Last summer, Cortez and her husband spent their entire life savings to buy their dream custom home.

"I love all my neighbors, all the support, I love Roseville. I love the actual house, and the floor plan, and the design," she said.

Things changed when they began their landscaping process this March.

"The city of Roseville informed me that the builder put the fence in the wrong location," she said.

The problem with the fence sticking out is that when the neighbor would back out of his driveway, he has no clean line of sight of oncoming traffic. She was told this could be a safety hazard and a potential for T-bone accidents.

To fix the problem the builder, KB Homes, and the city gave the Cortez family three options.

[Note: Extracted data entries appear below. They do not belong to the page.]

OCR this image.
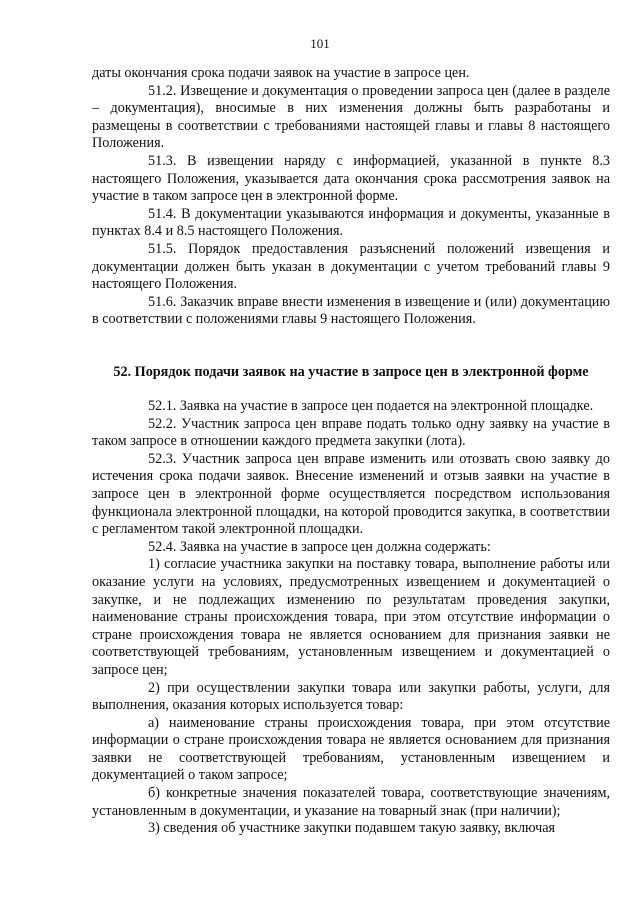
101

даты окончания срока подачи заявок на участие в запросе цен.

51.2. Извещение и документация о проведении запроса цен (далее в разделе – документация), вносимые в них изменения должны быть разработаны и размещены в соответствии с требованиями настоящей главы и главы 8 настоящего Положения.

51.3. В извещении наряду с информацией, указанной в пункте 8.3 настоящего Положения, указывается дата окончания срока рассмотрения заявок на участие в таком запросе цен в электронной форме.

51.4. В документации указываются информация и документы, указанные в пунктах 8.4 и 8.5 настоящего Положения.

51.5. Порядок предоставления разъяснений положений извещения и документации должен быть указан в документации с учетом требований главы 9 настоящего Положения.

51.6. Заказчик вправе внести изменения в извещение и (или) документацию в соответствии с положениями главы 9 настоящего Положения.

52. Порядок подачи заявок на участие в запросе цен в электронной форме

52.1. Заявка на участие в запросе цен подается на электронной площадке.

52.2. Участник запроса цен вправе подать только одну заявку на участие в таком запросе в отношении каждого предмета закупки (лота).

52.3. Участник запроса цен вправе изменить или отозвать свою заявку до истечения срока подачи заявок. Внесение изменений и отзыв заявки на участие в запросе цен в электронной форме осуществляется посредством использования функционала электронной площадки, на которой проводится закупка, в соответствии с регламентом такой электронной площадки.

52.4. Заявка на участие в запросе цен должна содержать:

1) согласие участника закупки на поставку товара, выполнение работы или оказание услуги на условиях, предусмотренных извещением и документацией о закупке, и не подлежащих изменению по результатам проведения закупки, наименование страны происхождения товара, при этом отсутствие информации о стране происхождения товара не является основанием для признания заявки не соответствующей требованиям, установленным извещением и документацией о запросе цен;

2) при осуществлении закупки товара или закупки работы, услуги, для выполнения, оказания которых используется товар:

а) наименование страны происхождения товара, при этом отсутствие информации о стране происхождения товара не является основанием для признания заявки не соответствующей требованиям, установленным извещением и документацией о таком запросе;

б) конкретные значения показателей товара, соответствующие значениям, установленным в документации, и указание на товарный знак (при наличии);

3) сведения об участнике закупки подавшем такую заявку, включая
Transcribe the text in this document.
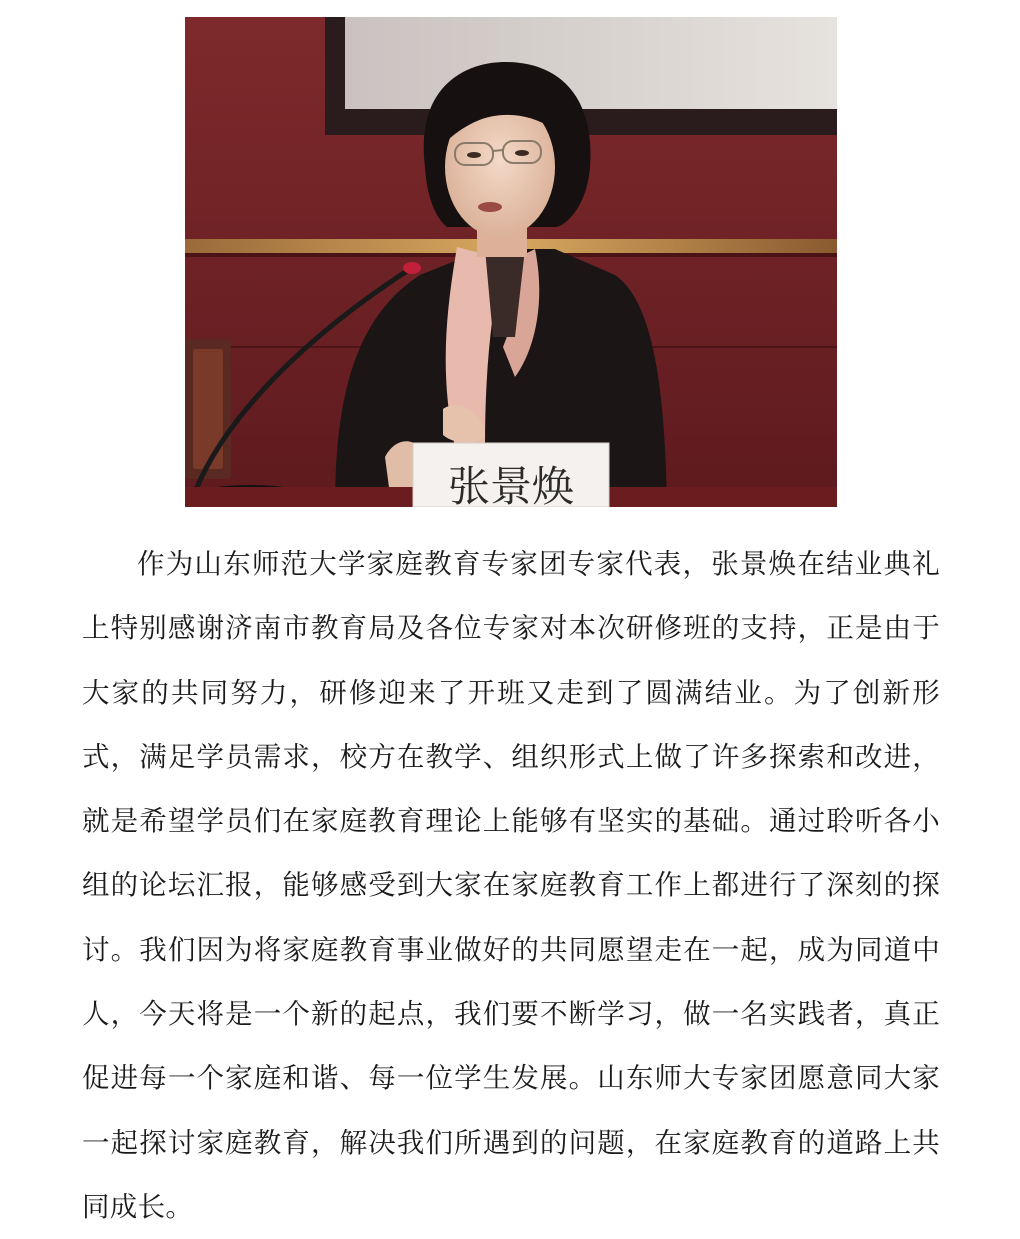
张景焕

作为山东师范大学家庭教育专家团专家代表，张景焕在结业典礼上特别感谢济南市教育局及各位专家对本次研修班的支持，正是由于大家的共同努力，研修迎来了开班又走到了圆满结业。为了创新形式，满足学员需求，校方在教学、组织形式上做了许多探索和改进，就是希望学员们在家庭教育理论上能够有坚实的基础。通过聆听各小组的论坛汇报，能够感受到大家在家庭教育工作上都进行了深刻的探讨。我们因为将家庭教育事业做好的共同愿望走在一起，成为同道中人，今天将是一个新的起点，我们要不断学习，做一名实践者，真正促进每一个家庭和谐、每一位学生发展。山东师大专家团愿意同大家一起探讨家庭教育，解决我们所遇到的问题，在家庭教育的道路上共同成长。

  1. Lower the fence to 3 feet
  2. Pull back the fence closer to her walls
  3. Apply for an exemption from the City.

Fox 40 spoke to Craig Lemessurier, spokesman for KB Homes. He sent us this statement:

“We believe we have acted responsibly and taken all the appropriate steps in trying to satisfy our homeowners and resolve the fencing issue in accordance with city ordinances. Working with the City of Roseville, we offered several potential solutions, including moving the fences, shortening the fences and paying for an administrative permit that would allow the fences to remain in their original location. We also agreed to compensate each homeowner for any reduced square footage. While we have resolved the issue with one family and are near an agreement with another, Mrs. Cortez has thus far declined our repeated attempts to find a fair resolution.”

Cortez said each option came with major consequences. Lowering the fence would end up in a lack of privacy. Pulling the fence closer would mean having no view and thus a $90,000 reduction in property value. And applying for an exemption would be potentially causing a safety hazard and being dropped from her homeowner's insurance.

Two weeks ago, Cortez said she had to choose to bring in the fence closer and just like that, she lost 500-square-feet of land and her dreams of having a gate, a fire pit and a playground for her kids were shattered.

"I would like KB to buy the home back. They sold it to me, and they need to uphold their end of their bargain."

Cortez said she is ready to take KB Homes to court.